Mehmet Bican: Şimdi bugün yapılan neydi? TBMM Darbeleri Araştırma Komisyonu kuruldu, çalıştı, Komisyon üyeleri 28 Şubat Süreci’ni yaşayanlarla konuştu; sonra raporunu hazırladı. O rapor, TBMM’nin tozlu raflarından birinde yerini aldı. “28 Şubat bir darbedir” saptaması yapan raporun bir kopyası da, 28 Şubat’taki komutanları yargılayan mahkemeye gönderildi.

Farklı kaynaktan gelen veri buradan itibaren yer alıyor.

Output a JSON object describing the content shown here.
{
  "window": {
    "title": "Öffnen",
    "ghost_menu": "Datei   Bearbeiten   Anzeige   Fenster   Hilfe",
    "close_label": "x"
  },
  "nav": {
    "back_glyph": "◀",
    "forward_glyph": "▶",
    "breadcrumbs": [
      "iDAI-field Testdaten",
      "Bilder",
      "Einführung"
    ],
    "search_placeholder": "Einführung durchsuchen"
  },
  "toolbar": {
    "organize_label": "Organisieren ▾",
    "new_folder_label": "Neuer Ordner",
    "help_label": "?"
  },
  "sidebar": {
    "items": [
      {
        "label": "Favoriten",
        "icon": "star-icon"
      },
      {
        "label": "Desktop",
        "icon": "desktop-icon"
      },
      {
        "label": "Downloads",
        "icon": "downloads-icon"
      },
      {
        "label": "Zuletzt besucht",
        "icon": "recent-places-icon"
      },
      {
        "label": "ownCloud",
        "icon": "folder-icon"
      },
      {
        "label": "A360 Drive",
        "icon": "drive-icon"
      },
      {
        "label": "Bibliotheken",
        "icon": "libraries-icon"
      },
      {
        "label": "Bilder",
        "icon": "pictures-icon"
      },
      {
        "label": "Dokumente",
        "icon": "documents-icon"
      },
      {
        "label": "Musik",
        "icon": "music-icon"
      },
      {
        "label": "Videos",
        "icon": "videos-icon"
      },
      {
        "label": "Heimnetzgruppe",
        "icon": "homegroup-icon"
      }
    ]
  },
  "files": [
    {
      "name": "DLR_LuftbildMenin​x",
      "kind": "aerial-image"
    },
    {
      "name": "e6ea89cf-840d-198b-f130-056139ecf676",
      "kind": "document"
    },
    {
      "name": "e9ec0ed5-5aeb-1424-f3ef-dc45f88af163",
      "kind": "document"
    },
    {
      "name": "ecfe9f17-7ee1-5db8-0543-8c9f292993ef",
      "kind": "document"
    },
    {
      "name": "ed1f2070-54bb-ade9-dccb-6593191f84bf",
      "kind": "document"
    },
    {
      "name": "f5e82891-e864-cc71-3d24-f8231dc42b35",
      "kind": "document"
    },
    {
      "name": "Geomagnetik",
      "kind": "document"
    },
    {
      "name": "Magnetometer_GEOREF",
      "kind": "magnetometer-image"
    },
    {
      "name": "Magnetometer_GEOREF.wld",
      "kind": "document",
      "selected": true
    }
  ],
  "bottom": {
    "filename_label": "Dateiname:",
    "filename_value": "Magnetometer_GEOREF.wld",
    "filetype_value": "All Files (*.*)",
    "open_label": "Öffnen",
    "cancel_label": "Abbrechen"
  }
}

Sonra ne oldu? Ankara’daki o mahkemede ömür boyu hapis cezası istemiyle yargılanan çoğu tutuklu 103 subay peyderpey cezaevinden çıktı, serbest kaldı. Mahkemeyi yakından izleyenlerin genel kanaati, başta dönemin Genelkurmay Başkanı Org. İsmail Hakkı Karadayı ve Genelkurmay 2. Başkanı Org. Çevik Bir olmak üzere tamamının beraat edeceği yolunda…
Darbeci denilen subaylar dışarıdaydı artık… Yani, 28 Şubat’ta darbe yaşanmamıştı…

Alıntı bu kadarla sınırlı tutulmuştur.